In summary, ESR1-MUT arises in patients who receive AI in the metastatic setting, and this causes resistance to AI monotherapy, with cfDNA detection of ESR1-MUT preceding radiologic progression by 3–7 months. In this review, we detail how ESR1-MUT influences response to therapies other than AI monotherapy in patients with MBC (Fig. 1b). ESR1-MUT breast cancer is likely still somewhat sensitive to tamoxifen and fulvestrant, although novel SERMs, SERCAs, and SERDs may improve efficacy further. ESR1-MUT does not cause CDK4/6i resistance, and emerging data suggest that abemaciclib monotherapy may still be an option for these patients. It is crucial to effectively model combination therapies as part of these translational research efforts. ESR1-MUT may selectively attenuate the efficacy of the anti-estrogen component of a combination regimen, and subsequent tumor response becomes dependent on sensitivity to the partner agent (CDK4/6i, PI3Ki, or mTORC1i). ESR1-MUT does blunt the efficacy of PI3Ki or mTORC1i in combination with AI due to nullification of the AI component, and thus, tamoxifen/fulvestrant in combination with PI3Ki or mTORC1i should be studied in the ESR1-MUT situation.

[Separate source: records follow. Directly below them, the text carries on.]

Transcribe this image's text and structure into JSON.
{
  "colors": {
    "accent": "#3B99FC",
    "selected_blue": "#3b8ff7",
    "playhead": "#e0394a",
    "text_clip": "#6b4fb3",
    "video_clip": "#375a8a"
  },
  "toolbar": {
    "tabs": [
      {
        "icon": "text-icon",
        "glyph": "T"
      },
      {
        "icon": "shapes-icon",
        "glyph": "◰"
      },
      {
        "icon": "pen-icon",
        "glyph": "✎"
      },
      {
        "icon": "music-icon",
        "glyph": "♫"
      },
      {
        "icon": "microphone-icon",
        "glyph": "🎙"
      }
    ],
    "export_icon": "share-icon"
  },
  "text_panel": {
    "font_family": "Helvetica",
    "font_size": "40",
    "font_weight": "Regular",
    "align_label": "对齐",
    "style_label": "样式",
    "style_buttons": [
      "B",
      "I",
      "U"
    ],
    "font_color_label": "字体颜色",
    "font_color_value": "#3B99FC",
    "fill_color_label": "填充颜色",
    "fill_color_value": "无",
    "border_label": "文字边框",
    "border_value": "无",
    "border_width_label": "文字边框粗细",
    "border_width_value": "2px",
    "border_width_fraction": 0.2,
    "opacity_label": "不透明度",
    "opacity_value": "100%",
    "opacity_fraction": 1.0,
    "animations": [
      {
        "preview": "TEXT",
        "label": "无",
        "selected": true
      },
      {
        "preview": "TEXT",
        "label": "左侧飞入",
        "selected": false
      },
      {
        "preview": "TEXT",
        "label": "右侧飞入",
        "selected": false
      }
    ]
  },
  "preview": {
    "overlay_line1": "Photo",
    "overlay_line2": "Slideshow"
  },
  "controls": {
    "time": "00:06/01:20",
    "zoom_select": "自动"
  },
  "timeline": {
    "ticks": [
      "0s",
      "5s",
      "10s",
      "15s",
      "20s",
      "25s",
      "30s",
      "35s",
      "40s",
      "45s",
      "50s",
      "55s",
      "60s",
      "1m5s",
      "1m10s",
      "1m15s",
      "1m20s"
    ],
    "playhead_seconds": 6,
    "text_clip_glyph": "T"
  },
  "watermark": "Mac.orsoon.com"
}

Given the prevalence of ESR1-MUT, its intrinsic link with the processes driving HR-positive breast cancer, and its large impact on outcomes of a variety of therapies, ongoing trials should stratify patients by ESR1-MUT status. Future directions also include distinguishing among distinct ESR1 mutations, testing the utility of decision-making based on cfDNA surveillance, and directly targeting and circumventing ESR1-MUT with novel therapies.